Scott Stapp, Rockett Queen
Cat's Cradle, Carrboro
Monday, Jan. 18, 2016
"Man, I have a weird idea. Do you want to go see Scott Stapp and write about it?"
Photo courtesy of Scott Stapp
I can see my own name from here: Scott Stapp
My first thought, upon receiving that message, was, “Is there anyone less qualified than myself to act as pretend music critic, even with the bar for engagement set at Scott Stapp level?”
My second thought: “How many consecutive nights have I spent playing Fallout 4
?” So I said yes, yes to adventure—and to Carrboro for a night of fun and fellowship with proto-Florida Man
Here's a brief recap for those of you who, like me, weren’t aware of the former Creed frontman’s existence since the world’s biggest Christian rock band (I mean, probably ... maybe?) called it quits in 2004 ... or, debatably, 2012: two solo records, a so-bad-it’s-beautiful anthem for the Florida Marlins titled “Marlins Will Soar
," a cover of CCR’s “Fortunate Son” with Carlos Santana
that will erase any goodwill you built up while listening to the Marlins tune, a very public breakdown in late 2014
in which Stapp claimed that his family were ISIS agents and he had to assassinate the president.

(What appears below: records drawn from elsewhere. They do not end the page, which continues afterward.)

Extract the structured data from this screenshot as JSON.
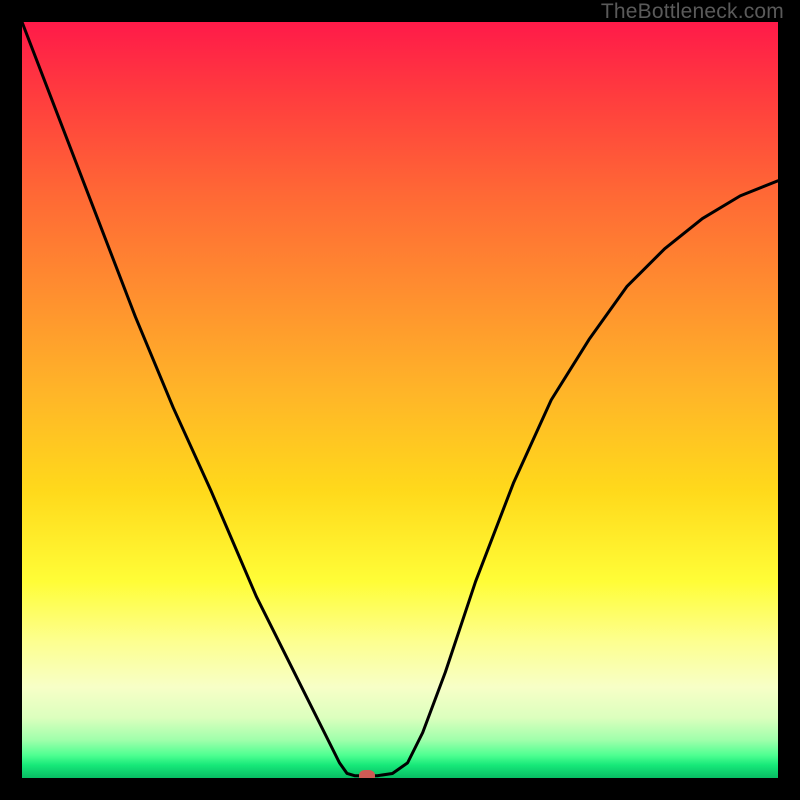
{
  "watermark": "TheBottleneck.com",
  "chart_data": {
    "type": "line",
    "title": "",
    "xlabel": "",
    "ylabel": "",
    "xlim": [
      0,
      1
    ],
    "ylim": [
      0,
      1
    ],
    "grid": false,
    "legend": false,
    "background": "red-yellow-green vertical gradient",
    "series": [
      {
        "name": "curve",
        "color": "#000000",
        "x": [
          0.0,
          0.05,
          0.1,
          0.15,
          0.2,
          0.25,
          0.28,
          0.31,
          0.34,
          0.37,
          0.4,
          0.42,
          0.43,
          0.44,
          0.45,
          0.47,
          0.49,
          0.51,
          0.53,
          0.56,
          0.6,
          0.65,
          0.7,
          0.75,
          0.8,
          0.85,
          0.9,
          0.95,
          1.0
        ],
        "y": [
          1.0,
          0.87,
          0.74,
          0.61,
          0.49,
          0.38,
          0.31,
          0.24,
          0.18,
          0.12,
          0.06,
          0.02,
          0.006,
          0.003,
          0.003,
          0.003,
          0.006,
          0.02,
          0.06,
          0.14,
          0.26,
          0.39,
          0.5,
          0.58,
          0.65,
          0.7,
          0.74,
          0.77,
          0.79
        ]
      }
    ],
    "marker": {
      "x": 0.457,
      "y": 0.003,
      "color": "#cd5a54"
    }
  }
}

Since, though, Stapp has seemingly turned things around, seeking treatment for addiction and bipolar disorder and reconnecting with his family. He’s also a pretty active philanthropist, and I don’t want to take hacky shots at someone’s mental illness, so I’ll say, for now, good on him.
"That’s right, ladies, that’s the VIP package ... pun intended!"

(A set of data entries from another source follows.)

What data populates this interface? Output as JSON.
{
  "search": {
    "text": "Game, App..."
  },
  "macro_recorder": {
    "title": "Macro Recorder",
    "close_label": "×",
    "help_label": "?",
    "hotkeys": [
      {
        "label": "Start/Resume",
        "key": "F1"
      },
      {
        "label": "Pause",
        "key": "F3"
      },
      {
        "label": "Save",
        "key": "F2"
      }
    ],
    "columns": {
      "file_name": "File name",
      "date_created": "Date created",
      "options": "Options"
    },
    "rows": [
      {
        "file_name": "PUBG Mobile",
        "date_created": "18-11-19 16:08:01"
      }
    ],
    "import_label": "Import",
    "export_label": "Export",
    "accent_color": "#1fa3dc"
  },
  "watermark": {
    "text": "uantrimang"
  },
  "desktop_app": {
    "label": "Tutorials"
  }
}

This brings us to the Cradle. I arrived halfway through opener Rockett Queen's (“That’s Rockett Queen with two T’s”) set. Goddamn was this band awful. I’m not sure you can parody something as inherently ridiculous as hair metal, but these Texans gave it their best. I should know better than to listen to a guy in a kilt and leather jacket with what I’ll call backbangs. (Here, look at a grey crowned crane
and you’ll see what I mean). They seemed to take fashion cues from professional wrestler Raven
, and their set was replete with overabundant calls of “This one’s for the ladies!” and something about flying flags and rebel yells.
After a few forgettable originals and a traumatizing cover of Queen’s “Bohemian Rhapsody”

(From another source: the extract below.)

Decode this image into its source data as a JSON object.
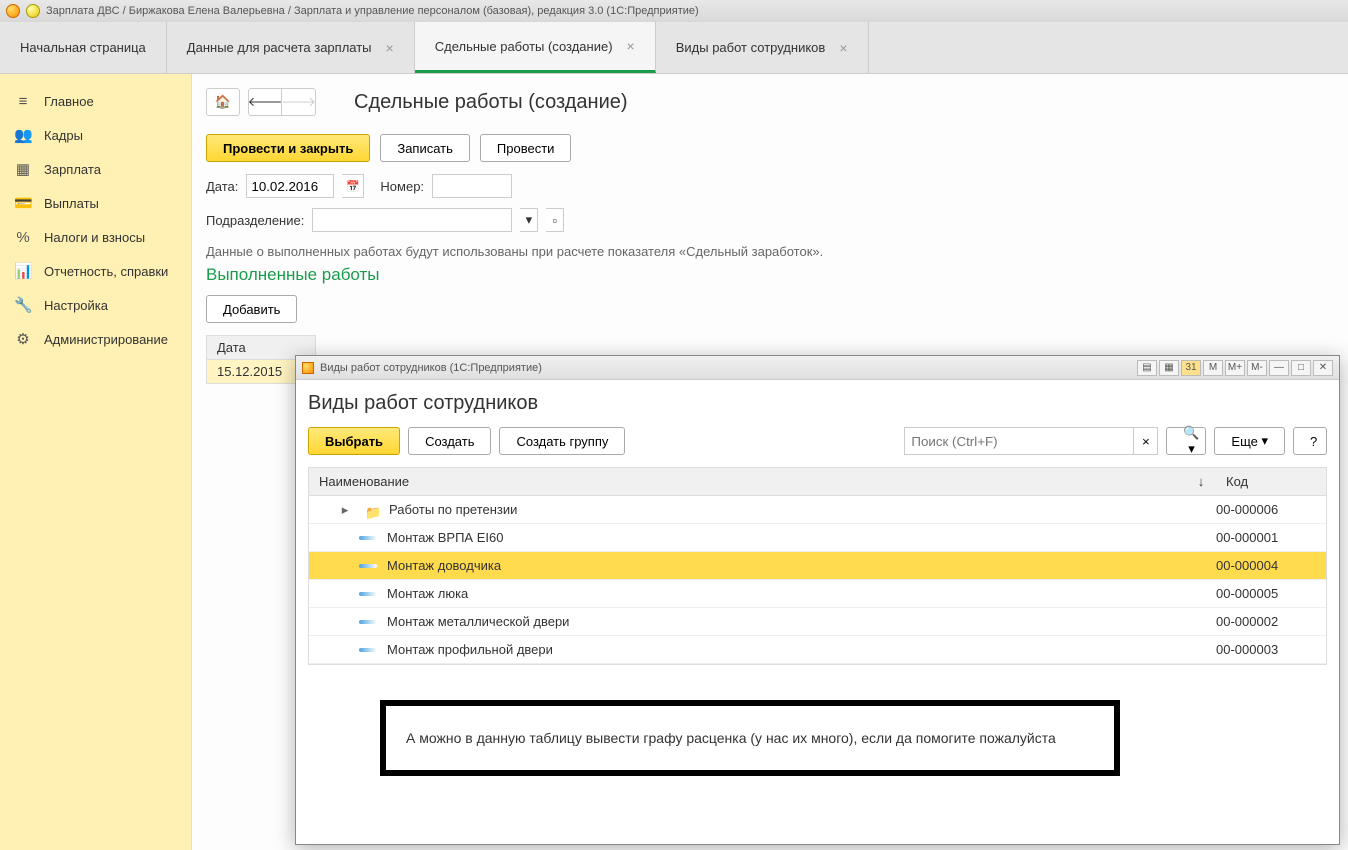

(I could feel Wayne and Garth dying in my soul), Rockett Queen leftt the sttage around 8:40pm. Whew.
“Let’s take it back to 1997, y’all.”
I retreated to the bar to reevaluate my life choices and commiserate with a Cradle employee who was gently thudding his head against the bartop. Scanning the roughly half-capacity Monday night crowd, I saw mostly what you’d expect. There were ill-fitting leather pants, ill-fitting sleeveless shirts and exactly four people who felt comfortable paying the $24 ticket price to have a self-aware night of ironic fun. The seated section was full of middle-aged, white-collar types with commemorative VIP laminates, eyes aglow after their tour, I presume, of Stapp’s bus.
After a brief interlude, the lights dimmed, and what I’m guessing is Scott Stapp’s interpretation of world music boomed through the PA. The band (The Scott Stapp Band?) took the stage to all the fanfare the crowd could muster. I was too mesmerized by the bassist’s ever-so-soulful soul patch to cheer. The man of the hour took his place last, sporting a greased up semi-mullet that could only look cool in Donald Trump’s America. Stapp didn’t look all that different from the guy I remember on MTV when I was in middle school—buff super-bro with an air of self-importance and a dash of a Messiah complex.
He and his band proceeded through what sounded like a mix of old and new, covering both Stapp’s solo work and Creed’s hits, delivered competently if not with the expected polish. Stapp strutted across the stage, waving his hands like Joel Osteen
leading a Doors tribute band. The guitarist had the curious habit of yelling “Come on!” over his own
solos. Other than that, the band did OK, I guess, though they seemed to lack the confidence of Stapp’s presence.
After performing the title track from his new album, Proof of Life
, Stapp engaged the crowd in some sermonly back-and-forth: “What’s the purpose of your life? Is it your job? Your family? I guess it’s love, man.” Heavy. Another chorus of “I do not have to justify the way I live my life” got the crowd particularly excited, reminding me of evangelical Christians’ perennial war on the war on Christmas. There was a throaty chant of “WHAT IF, WHAT IF, WHAT IF, WHAT IF,” the chorus to a song probably called “What If.” He also rapped at one point; Scott Stapp rapping is better than Fallout 4
An hour and a half later, everyone shuffled out the back of the venue, seemingly satisfied. There was nothing overtly silly about the performance (other than the rapping, which was, to be fair, brief). This wasn’t a self-aggrandizing Kid Rock or [insert bro country group here] show. Stapp seemed mostly reflective and apologetic about his past, and he seemed happy to be onstage—good enough for me.
I would like to know, however, how the fuck a marlin is supposed to soar.